Sri Lanka, in the midst of an economic crisis and heavily reliant on aid from India, initially declined to allow the ship to dock over India’s concerns.
But China operates the Hambantota Port, having been granted a 99-year lease on the facility — built with Chinese money — after Sri Lanka defaulted on loans in 2017. After high-level consultations with Beijing, Sri Lankan authorities backtracked and allowed the Yuan Wang 5 to dock from Aug. 16 to Aug. 22.
On Aug. 23, India successfully tested its new surface-to-air missile designed to defend a ship from close-range aerial threats.
“I suspect the launch was delayed until the Chinese spy ship was gone,” Rahmat said.

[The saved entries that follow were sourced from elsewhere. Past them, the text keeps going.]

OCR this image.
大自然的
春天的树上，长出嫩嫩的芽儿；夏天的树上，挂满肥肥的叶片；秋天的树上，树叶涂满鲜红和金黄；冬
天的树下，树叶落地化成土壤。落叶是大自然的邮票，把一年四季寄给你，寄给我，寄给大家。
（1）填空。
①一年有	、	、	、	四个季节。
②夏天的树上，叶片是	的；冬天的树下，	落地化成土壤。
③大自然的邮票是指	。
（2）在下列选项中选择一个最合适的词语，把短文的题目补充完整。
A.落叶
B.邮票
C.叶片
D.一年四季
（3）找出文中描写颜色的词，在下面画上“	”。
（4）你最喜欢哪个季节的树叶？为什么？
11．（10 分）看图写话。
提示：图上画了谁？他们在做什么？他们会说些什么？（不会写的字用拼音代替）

China hasn’t tried to disguise its military use of civilian ocean-going ferries, which have had to meet defense standards since 2016 allowing them to accommodate military vehicles like tanks, said Mike Dahm, a retired U.S. Navy intelligence officer who has written on the topic for the U.S. Naval War College China Maritime Studies Institute.
Slickly produced state television videos showing trainloads of military vehicles and troops boarding the vessels and heading to sea, stating openly they are testing “how to use civilian transportation resources to execute military tasks.” The latest such exercise wrapped up earlier this month.
This could be meant to intimidate Taiwan, which China claims as its own and has not ruled out attempting to take by force, and also dovetails with the Chinese government’s message that the public is contributing to national security, Dahm said.
China at the moment does not possess enough amphibious craft to transport the number of troops needed 160 kilometers (100 miles) across the Taiwan Strait for a potential beach landing on the island, and the ferries could be a stopgap measure should a crisis prompt China to decide to invade, Rahmat said.
China also may not want to take on the expense of building and maintaining a “huge amphibious armada” for an indeterminate period of time, Dahm said.
Military amphibious craft are built to land troops and vehicles on a beach, whereas ferries provide port-to-port movement, which would mean they would only be effective if China can capture Taiwanese ports in serviceable condition, Dahm said.
Still, in a crisis, China’s People’s Liberation Army could attempt a chancy gambit like offloading amphibious vehicles from the ferries at sea or using floating causeways, Dahm said.
“There is always the possibility that the PLA could commit to a high-risk operation against Taiwan with the possibility of losing a large number of civilian ships,” he said.